Banyak bab-bab dalam dunia fiqih yang berhubungan erat dalam pembahasan thaharah ini, dari bab najis, bab wudhu, serta bab sholat. Dalam thaharah ini sangat manjadi bagian yang tak bisa dilepaskan atau dikesampingkan. Disamping itu Allah SWT. juga menjelaskan tentang kecintaannya terhadap orang-orang yang bersuci, hal itu dijelaskan oleh Allah SWT. Di dalam al-Qur'an, Surat al-Baqarah ayat 222, yang berbunyi:
“Sesungguhnya Allah menyukai orang-orang yang bertaubat dan menyukai orang-orang yang mensucikan diri.” (QS. Al-Baqarah: 222)

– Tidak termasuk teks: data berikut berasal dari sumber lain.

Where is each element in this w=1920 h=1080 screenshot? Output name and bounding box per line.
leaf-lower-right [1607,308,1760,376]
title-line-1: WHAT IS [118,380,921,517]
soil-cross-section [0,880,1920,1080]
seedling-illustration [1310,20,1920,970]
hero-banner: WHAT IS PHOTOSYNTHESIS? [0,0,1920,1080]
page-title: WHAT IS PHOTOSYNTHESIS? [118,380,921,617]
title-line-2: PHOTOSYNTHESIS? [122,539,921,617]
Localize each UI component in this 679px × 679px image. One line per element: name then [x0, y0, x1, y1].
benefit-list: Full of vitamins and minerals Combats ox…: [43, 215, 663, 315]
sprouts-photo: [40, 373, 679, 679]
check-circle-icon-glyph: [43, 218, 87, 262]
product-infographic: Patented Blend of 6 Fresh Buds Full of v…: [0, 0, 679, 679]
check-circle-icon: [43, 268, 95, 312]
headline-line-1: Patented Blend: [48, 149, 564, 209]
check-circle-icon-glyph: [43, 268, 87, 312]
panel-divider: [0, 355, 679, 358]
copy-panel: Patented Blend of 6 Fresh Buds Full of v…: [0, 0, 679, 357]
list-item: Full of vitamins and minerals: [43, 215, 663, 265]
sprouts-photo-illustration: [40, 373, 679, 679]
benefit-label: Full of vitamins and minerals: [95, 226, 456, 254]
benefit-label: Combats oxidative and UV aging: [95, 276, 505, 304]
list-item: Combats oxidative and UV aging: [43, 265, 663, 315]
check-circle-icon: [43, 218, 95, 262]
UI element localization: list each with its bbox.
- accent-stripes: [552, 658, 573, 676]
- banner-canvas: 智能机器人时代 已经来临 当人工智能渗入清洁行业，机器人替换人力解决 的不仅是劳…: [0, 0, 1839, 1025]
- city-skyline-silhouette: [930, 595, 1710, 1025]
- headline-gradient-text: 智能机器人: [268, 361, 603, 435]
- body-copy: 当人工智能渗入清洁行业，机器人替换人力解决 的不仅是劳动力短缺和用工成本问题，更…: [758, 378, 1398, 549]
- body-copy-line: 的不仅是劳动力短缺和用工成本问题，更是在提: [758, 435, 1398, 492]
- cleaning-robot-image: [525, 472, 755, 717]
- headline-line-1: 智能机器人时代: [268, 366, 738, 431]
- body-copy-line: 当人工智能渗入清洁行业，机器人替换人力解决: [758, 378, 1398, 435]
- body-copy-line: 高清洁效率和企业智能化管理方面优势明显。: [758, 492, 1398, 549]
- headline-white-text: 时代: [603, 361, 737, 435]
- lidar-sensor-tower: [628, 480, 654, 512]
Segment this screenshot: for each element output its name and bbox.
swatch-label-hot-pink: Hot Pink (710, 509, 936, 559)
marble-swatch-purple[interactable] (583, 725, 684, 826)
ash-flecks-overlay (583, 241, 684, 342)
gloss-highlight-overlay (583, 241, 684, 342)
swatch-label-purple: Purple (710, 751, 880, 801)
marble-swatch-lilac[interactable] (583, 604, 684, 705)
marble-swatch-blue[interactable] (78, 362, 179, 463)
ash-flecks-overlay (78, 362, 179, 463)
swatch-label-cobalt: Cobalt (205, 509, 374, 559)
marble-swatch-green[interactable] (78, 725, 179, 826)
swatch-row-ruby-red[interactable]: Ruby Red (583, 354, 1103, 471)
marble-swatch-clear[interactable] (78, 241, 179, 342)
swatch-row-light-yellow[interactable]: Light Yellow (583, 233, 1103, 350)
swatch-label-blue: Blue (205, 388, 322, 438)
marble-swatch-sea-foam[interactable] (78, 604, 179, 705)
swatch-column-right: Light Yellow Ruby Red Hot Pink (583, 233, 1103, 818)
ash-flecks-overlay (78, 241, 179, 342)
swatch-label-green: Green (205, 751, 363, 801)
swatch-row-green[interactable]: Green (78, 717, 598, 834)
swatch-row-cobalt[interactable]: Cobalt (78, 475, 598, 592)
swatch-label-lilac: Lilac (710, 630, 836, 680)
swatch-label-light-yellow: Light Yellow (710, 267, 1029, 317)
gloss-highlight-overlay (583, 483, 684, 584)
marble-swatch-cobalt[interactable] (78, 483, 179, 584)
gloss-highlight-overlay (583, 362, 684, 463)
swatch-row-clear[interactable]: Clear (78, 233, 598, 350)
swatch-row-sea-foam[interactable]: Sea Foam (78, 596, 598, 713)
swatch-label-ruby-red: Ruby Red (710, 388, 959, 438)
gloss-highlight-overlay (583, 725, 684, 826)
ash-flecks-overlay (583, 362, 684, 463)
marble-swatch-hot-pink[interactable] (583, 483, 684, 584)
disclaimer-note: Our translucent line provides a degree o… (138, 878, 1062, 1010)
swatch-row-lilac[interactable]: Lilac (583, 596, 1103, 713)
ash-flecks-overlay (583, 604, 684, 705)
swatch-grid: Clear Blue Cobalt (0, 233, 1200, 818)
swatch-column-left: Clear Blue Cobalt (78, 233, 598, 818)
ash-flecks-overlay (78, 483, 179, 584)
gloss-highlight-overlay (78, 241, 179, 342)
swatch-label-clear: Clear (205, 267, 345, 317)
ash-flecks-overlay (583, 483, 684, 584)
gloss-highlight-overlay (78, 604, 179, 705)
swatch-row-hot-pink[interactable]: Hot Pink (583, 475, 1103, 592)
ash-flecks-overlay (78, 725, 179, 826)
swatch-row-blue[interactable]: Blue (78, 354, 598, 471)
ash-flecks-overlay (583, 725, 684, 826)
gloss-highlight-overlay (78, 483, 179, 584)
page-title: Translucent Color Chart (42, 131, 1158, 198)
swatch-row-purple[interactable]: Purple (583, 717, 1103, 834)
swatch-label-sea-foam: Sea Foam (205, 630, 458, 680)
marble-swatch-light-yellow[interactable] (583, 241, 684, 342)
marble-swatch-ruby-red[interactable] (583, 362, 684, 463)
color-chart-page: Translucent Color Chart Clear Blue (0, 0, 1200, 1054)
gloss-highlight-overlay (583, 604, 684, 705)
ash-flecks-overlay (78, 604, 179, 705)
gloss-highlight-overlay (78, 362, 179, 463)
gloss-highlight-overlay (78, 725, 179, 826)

Walaupun telah banyak dari berbagai ulasan yang kita perhatikan di atas yang menunjukkan pentingnya pembahasan tentang thaharah ini, namun masih banyak dari umat ini yang sangat meremehkan tentang pembelajaran thaharah. Padahal jika kita perhatikan dari segala aspek kehidupan atau ibadah kita sehari-hari, thaharah adalah kunci utama dari seluruhnya. Misalnya, dapat kita perhatikan dari hal syarat sah ibadah sholat yang selalu kita dirikan setiap hari juga di dasari dari thaharah (suci), yaitu suci dari hadats dan najis.
Bab thaharah adalah bab yang sering kita temui di dalam kehidupan kita dan memiliki pembahasan global, dari pembahasan tentang macam-macam air, pembagian air, pembagian najis, cara menghilangkan najis, istinja', adab buang air, wudhu, mandi serta tayamum.
Wudhu’ adalah cara menghilangkan hadas kecil yang dilakukan ketika akan mengerjakan shalat dan ibadah-ibadah lain yang menjadikan wudhu’ sebagai salah satu syaratnya, sehingga shalat dan ibadah-ibadah lain itu tidak sah jika pelakunya tidak dalam keadaan suci.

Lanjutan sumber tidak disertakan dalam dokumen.